PARA 19. 'we believe that each primary school needs to be given data which enable it to compare its performance in both reading and English as a whole to national performance, to other local schools and to schools with comparable intakes.'

PARA 27 'In other words, the best schools in this group are already achieving our target while some comparable schools are falling far below it'.

Given the quite inadequate criterion for comparability (adjusting for uptake of free school meals) and the commitments in paras 15,18 and 19 this sets the stage for what are effectively league tables. While the authors have gone to some trouble to some trouble to expunge any mention of league tables from the report: the problem is that they appear not to have not realised that the proposals are precisely supportive of such league tables. Furthermore, no menti on at all of the problem that precise comparisons among schools are very difficult since the sampling variation is so large: this has been demonstrated over and over again (see Goldstein and Speigelhalter, 1996 for a review). In other words the report fails to take note of the research evidence from school effectiveness research about the problems of school comparisons based on the publication of test scores. In its enthusiasm for setting 'targets' it fails to recognise the severe dangers posed by crude, uncontextualised, comparisons with no indication of their limitations.

The second issue concerns the desire to compare literacy achievements against a fixed standard, in this case level 4 of the National Curriculum. The report demonstrates its naiveté here by supposing that this really is possible. Yet all the research from the examination boards, from the Assessment of Performance Unit and from the US National Assessment of Educational Progress, is that it is virtually impossible to maintain such an absolute standard. The tests change,language use changes and it is a matter for judgment whether what is deemed 'level 4' in 1998 is the same as that deemed 'level 4' in 2006. The real danger of setting such an unrealistic target is that it then becomes a political slogan, devoid of useful meanings and possibly distorting the teaching and learning process.
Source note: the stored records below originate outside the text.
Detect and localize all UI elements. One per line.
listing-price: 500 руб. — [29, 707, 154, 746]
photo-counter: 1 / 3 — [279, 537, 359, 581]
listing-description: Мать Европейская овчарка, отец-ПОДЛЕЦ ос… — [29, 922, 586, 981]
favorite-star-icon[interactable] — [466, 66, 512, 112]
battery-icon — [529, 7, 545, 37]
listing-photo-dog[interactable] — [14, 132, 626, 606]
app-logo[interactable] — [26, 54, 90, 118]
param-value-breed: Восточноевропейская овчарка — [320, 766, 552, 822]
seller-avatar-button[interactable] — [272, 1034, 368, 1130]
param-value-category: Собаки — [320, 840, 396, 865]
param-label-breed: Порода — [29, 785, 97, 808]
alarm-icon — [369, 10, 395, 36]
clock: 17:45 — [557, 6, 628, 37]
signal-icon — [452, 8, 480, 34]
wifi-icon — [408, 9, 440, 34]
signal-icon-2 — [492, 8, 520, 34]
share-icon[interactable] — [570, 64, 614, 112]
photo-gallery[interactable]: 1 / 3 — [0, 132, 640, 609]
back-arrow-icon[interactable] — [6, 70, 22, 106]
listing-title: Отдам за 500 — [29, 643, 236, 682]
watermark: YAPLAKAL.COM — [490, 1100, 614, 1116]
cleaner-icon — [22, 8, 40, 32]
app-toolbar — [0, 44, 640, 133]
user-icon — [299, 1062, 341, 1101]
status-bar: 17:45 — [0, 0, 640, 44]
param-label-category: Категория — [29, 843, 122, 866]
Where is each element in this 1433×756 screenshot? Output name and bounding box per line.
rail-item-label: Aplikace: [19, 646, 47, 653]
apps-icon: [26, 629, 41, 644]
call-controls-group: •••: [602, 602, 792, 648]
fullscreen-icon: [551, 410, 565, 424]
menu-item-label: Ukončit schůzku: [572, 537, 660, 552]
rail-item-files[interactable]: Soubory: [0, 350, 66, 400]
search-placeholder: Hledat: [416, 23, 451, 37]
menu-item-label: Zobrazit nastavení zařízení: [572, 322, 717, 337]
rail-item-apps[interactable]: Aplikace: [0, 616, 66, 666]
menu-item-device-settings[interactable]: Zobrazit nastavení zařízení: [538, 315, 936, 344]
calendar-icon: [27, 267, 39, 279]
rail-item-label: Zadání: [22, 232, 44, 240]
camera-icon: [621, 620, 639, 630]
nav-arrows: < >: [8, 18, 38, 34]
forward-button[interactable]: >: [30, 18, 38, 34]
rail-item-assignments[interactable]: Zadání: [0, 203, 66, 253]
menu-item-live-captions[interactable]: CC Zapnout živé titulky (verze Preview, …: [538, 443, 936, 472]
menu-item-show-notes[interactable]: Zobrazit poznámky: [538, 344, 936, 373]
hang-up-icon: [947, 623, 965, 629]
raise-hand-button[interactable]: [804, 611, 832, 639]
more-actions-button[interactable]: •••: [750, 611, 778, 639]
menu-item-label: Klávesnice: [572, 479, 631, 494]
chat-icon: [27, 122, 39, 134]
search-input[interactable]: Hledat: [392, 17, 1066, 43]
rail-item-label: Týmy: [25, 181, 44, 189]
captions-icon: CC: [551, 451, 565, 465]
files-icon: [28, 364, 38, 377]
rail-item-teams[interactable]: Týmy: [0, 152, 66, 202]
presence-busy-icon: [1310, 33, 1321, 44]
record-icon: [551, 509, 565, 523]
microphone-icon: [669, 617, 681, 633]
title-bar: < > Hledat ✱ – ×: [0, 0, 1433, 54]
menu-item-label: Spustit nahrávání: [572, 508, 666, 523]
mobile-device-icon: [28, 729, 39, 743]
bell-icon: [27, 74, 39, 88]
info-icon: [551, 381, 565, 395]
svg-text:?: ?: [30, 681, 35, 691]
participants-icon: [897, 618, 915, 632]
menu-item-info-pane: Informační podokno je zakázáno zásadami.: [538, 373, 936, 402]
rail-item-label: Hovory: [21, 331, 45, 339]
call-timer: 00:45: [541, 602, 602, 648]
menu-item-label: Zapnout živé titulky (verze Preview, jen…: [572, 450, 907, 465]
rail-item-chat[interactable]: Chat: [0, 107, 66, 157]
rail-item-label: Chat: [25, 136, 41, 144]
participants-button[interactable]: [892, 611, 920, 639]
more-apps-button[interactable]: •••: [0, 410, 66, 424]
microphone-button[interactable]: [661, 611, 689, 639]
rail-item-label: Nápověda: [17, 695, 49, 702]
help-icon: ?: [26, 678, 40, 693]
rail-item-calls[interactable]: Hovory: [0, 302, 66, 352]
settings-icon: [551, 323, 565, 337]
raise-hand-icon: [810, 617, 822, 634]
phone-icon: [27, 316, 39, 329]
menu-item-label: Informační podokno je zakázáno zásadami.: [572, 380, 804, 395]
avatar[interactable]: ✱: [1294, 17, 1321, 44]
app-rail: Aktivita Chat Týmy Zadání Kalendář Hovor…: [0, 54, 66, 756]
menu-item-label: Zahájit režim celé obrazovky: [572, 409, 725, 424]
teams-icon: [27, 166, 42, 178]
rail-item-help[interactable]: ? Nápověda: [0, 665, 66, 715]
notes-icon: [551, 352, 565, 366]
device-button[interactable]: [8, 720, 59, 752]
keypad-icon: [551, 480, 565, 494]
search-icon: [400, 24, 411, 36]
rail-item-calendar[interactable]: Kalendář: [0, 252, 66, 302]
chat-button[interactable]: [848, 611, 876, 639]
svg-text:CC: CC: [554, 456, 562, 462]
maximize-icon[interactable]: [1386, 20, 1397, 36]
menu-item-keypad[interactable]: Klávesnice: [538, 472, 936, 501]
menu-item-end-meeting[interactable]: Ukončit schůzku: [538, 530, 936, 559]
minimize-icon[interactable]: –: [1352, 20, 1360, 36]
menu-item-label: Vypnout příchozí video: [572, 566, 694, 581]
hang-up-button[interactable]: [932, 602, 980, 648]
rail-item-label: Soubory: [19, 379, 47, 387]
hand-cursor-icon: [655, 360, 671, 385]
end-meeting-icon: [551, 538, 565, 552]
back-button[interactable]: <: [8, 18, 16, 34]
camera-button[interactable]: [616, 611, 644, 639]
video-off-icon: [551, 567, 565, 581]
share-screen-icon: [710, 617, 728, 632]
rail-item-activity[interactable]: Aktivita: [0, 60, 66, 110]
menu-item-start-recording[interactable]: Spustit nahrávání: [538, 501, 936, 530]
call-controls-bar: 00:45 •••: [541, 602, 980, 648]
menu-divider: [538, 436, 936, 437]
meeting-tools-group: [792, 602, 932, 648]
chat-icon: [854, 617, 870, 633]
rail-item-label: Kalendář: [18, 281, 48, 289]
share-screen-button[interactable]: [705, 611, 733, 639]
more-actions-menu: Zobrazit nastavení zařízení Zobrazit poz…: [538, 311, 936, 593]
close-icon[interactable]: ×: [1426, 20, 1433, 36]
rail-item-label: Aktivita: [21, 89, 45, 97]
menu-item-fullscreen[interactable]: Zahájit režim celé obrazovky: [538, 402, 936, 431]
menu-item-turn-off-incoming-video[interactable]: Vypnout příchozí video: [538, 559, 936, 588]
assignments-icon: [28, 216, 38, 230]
This report illustrates a disquieting recent trend in educational research and policy; namely the unwillingness to pay close attention to evidence, or the distortion of evidence in pursuit of particular policy goals (see web document by Mortimore and Goldstein, for a detailed discussion of this). Those goals are not, in the long term, well served by ignoring evidence, however unwelcome.

Reference

Goldstein, H. and Spiegelhalter, D. J. (1996). League tables and their limitations: statistical issues in comparisons of institutional performance. Journal of the Royal Statistical Society, A. 159: 385-443.